Differences on energy conservation come to light at energy summit
Energy efficiency is "one of the things we all agree on," said Sen. Jeanne Shaheen, to a filled-to-capacity banquet room at the 2012 New Hampshire Energy Summit Monday morning at the Holiday Inn in Concord. But how much agreement is there?
While no one was arguing whether or not to conserve energy, the discussion about how to achieve conservation goals was a major undercurrent during the summit, which culminated with the appearance of the two gubernatorial candidates, though not at the same time.
While the conference touched on everything from the low price of natural gas to the increased competition among companies to supply residential customers with electricity, it was the Regional Greenhouse Gas Initiative in particular — and government subsidies in general — that was one of the hottest topics at the summit.
RGGI is a 10-state program that requires power producers to bid for allowances to emit gases that contribute to global warming and can then be traded on the open market. The proceeds from the auctions are returned to the states, which can use the funds for energy-efficiency programs, rebates to ratepayers or, as in the case of New Hampshire, to plug holes in the state budget.
If RGGI was a political football, it was Susan Tierney — managing principal of The Analysis Group and former Assistant Secretary for Policy at the Department of Energy under President Clinton — who kicked it off, with what she called an extensive "reality check" on the state of New Hampshire's energy picture.
Yes, the state has among the highest energy rates, she said, but because of the state's increased efficiency, it uses less electricity, thus putting it in the "middle of the pack" when it comes to what residents and businesses actually pay.
Indeed, she said, the state's rates have gone down since 2008, and it had the third-lowest rate increase since 1995.Membership in RGGI contributed to this, she argued, in a detailed analysis of the program. Overall, while rates rose 0.7 of a percent because of the program in the RGGI states, it resulted in $1.6 billion of economic value.

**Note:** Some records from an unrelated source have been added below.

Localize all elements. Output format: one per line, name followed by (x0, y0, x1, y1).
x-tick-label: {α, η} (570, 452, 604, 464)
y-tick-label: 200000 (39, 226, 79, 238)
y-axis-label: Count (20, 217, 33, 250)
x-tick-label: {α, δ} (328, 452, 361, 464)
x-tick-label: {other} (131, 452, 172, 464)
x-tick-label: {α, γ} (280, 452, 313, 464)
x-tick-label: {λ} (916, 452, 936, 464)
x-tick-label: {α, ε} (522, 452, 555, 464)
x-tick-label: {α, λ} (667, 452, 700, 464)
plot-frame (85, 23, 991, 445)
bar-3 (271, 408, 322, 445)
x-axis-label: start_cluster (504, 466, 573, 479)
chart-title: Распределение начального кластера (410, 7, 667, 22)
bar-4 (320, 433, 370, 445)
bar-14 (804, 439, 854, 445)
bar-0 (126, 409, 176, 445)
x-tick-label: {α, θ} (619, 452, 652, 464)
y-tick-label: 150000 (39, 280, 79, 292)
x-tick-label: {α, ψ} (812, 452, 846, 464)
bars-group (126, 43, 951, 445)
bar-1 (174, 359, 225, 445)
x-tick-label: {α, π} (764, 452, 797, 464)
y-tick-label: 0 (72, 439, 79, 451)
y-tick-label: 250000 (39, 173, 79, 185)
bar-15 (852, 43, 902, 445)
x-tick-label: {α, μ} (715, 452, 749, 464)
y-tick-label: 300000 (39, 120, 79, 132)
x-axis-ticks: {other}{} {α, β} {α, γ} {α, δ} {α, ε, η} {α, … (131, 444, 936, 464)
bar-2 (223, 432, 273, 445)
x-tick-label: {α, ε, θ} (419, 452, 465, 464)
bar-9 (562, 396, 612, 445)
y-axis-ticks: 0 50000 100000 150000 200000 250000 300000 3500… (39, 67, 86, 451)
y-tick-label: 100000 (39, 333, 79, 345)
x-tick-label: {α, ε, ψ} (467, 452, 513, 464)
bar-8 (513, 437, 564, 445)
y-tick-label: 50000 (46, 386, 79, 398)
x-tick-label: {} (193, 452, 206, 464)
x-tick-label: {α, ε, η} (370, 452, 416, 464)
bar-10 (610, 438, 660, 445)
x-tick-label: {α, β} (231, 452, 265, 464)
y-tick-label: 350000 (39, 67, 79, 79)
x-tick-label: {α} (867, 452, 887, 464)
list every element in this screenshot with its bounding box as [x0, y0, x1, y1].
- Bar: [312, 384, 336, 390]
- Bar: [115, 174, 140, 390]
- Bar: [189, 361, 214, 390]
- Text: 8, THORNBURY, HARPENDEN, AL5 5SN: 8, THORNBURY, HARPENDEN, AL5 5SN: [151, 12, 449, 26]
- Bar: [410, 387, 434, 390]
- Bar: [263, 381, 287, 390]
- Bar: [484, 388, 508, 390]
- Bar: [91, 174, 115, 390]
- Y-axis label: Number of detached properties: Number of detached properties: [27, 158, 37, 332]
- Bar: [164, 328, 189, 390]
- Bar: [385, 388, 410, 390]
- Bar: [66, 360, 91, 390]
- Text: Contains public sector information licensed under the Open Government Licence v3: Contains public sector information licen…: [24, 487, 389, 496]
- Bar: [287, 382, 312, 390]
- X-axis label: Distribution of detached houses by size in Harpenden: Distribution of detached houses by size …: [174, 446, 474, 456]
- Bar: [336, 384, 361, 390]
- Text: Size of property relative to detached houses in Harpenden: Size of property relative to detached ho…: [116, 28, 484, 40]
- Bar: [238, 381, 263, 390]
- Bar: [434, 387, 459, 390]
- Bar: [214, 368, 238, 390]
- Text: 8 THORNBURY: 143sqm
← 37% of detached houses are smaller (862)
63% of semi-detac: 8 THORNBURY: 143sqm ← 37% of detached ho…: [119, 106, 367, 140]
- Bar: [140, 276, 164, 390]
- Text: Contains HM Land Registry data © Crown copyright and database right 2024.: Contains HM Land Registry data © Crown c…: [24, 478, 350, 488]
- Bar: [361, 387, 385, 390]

That's because the ratepayers don't ship money out of state to buy fuel, but instead spend it locally to weatherize homes and businesses. That efficiency in turn means that the region needs less generating capacity, which brings down the total cost of electricity.
In New Hampshire, that translates into $17 million and 458 jobs — and that is a conservative estimate, she said, since a large percentage of the funds have not been spent yet.
The more a state uses the auction proceeds for energy efficiency (and the less rebated back to customers), the greater the benefits, Tierney argued.
The Granite State spent all of its money on efficiency before it modified the RGGI funds' use during the last legislative session, as an alternative to outright repeal. It now rebates a significant percentage back to ratepayers.
Tierney said those who benefit from subsidies are consumers and businesses, while it cost producers money.
"It's a transfer from generators to consumers," said Tierney.But according to two producers, Tierney took her eye off the ball when she discounted New Hampshire's high electricity rates.The state had the fifth-highest rates in the nation, emphasized Mike Hachey, vice president of regulatory affairs and compliance for TransCanada Power Marketing, which supplies electricity to commercial and industrial customers.
"I feel less comfortable with those rates," he said, arguing that the consumer should "decide how to use your money more productively," and that government programs end up "charging more rather than lower costs."
Dan Allegretti, vice president of energy policy at Constellation Energy — which is selling power to both commercial and residential customers — said his company was fostering energy conservation as part of a total package to make his company more competitive.
The problem with government incentives that drive up the cost of electricity in order to lower it in the future is that "the question is who should bear the risk and take the consequences. We put our own capital at risk.
"The discussion of the merits of RGGI didn't end there. The Retail Merchants Association of New Hampshire praised the program for enabling its members to remain competitive. It was a view echoed by Keith McBrien, a consultant with GDS Associates, who credited subsidies (including RGGI) with enabling two businesses to go forward with energy projects saving them tens of thousands of dollars — Ragged Mountain Equipment in Intervale and Great North Management in Exeter.
"The incentives bring the payback down to a palliative level," said McBrien. And the program's deadlines help too, "because without the timelines, there is less of a sense of urgency."
During their appearances, differences over RGGI reflected a philosophical difference between the state's two gubernatorial candidates.
While the Democrats' gubernatorial nominee, Maggie Hassan, said she was "proud to be a supporter of RGGI," her Republican opponent, Ovide Lamontagne, said he wants to "eliminate cap-and-trade schemes.
"For Lamontagne, the state's energy policy should be "pro-business and pro-security. Everything else should flow from there."
For Hassan, however, the state should be helping "invest in clean and sustainable energy" and that while the "free market has enormous potential," businesses should "execute within the framework" of "an appropriate incentive structure."